Revenons à George qui a pris la tangente au bon moment. Qui a retrouvé brutalement sobriété et vie normale dans un village de montagne à la limite de l'état. 10 ans que George est là, accepté par les autochtones (ça n'a pas été facile), et voilà qu'on retrouve son meilleur ami de l'époque Brisbane complètement grillé dans le transformateur qui alimente le village. C'est ce qu'on appelle être rattrapé par son passé.
McGahan s'est attaqué avec succès à une véritable fresque. D'un point de vue formel, il alterne avec une régularité mécanique et toujours à la première personne les chapitres relatant l'action présente (très efficaces) et les flash back qui donnent peu à peu à son oeuvre une dimension sociopolitique qui va bien plus loin qu'une toile de fond. Mais c'est à l'alcool, véritable entité omniprésente, démoniaque et aveugle, insinuée dans tous les rapports humains comme une addiction faussement "sublimante", que ce roman est consacré. George ne peut jouir de l'amour de sa vie qu'après avoir descendu avec elle six bouteilles de vin.

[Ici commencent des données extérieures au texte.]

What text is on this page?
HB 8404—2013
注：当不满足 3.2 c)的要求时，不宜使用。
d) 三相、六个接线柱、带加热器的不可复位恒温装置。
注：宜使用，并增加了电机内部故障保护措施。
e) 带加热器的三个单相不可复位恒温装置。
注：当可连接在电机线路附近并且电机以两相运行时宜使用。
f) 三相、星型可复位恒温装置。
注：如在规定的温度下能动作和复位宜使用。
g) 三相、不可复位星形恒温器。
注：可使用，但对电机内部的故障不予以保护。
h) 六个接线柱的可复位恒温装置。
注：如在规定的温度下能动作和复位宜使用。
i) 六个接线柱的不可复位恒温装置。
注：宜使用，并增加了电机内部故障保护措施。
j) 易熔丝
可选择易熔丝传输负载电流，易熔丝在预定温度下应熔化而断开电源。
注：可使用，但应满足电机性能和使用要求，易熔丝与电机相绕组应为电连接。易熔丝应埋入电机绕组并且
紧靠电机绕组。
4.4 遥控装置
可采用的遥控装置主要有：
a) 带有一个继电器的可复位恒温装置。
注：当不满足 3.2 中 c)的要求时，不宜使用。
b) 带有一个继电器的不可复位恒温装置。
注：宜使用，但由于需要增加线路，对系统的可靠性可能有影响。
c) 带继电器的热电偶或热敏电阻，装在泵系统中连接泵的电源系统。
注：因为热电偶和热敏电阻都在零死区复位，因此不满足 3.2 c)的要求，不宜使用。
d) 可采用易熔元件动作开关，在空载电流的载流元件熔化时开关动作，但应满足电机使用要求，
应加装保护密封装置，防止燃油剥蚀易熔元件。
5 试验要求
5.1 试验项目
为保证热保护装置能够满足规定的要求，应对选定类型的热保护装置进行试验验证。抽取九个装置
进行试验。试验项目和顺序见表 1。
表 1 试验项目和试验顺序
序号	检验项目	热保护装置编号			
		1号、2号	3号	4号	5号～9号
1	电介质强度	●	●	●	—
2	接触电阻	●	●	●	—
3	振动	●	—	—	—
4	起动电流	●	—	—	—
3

Et puis il y a Jeremy, ce vieux dinosaure politique à l'article de la mort qui jouit de pouvoir transformer les jeunes femmes successivement à son service en alcooliques profondément dépendantes : il y a dans les regards troubles de ces personnages, leurs gestes à la mauvaise assurance camouflée, une perversion inouïe qui nous plonge dans un univers presque Lynchéin. L'écriture économique et intime de
McGahan donne toute la puissance de cet esclavage qui est comme une forme extrême de sado-masochisme, sans fouet ni chaînes, dans laquelle les victimes acceptent de se dégrader au delà de leur corps, dans leur perception et leur conscience même. Et c'est tout sauf un jeu.
Ce thriller hors normes est une formidable découverte.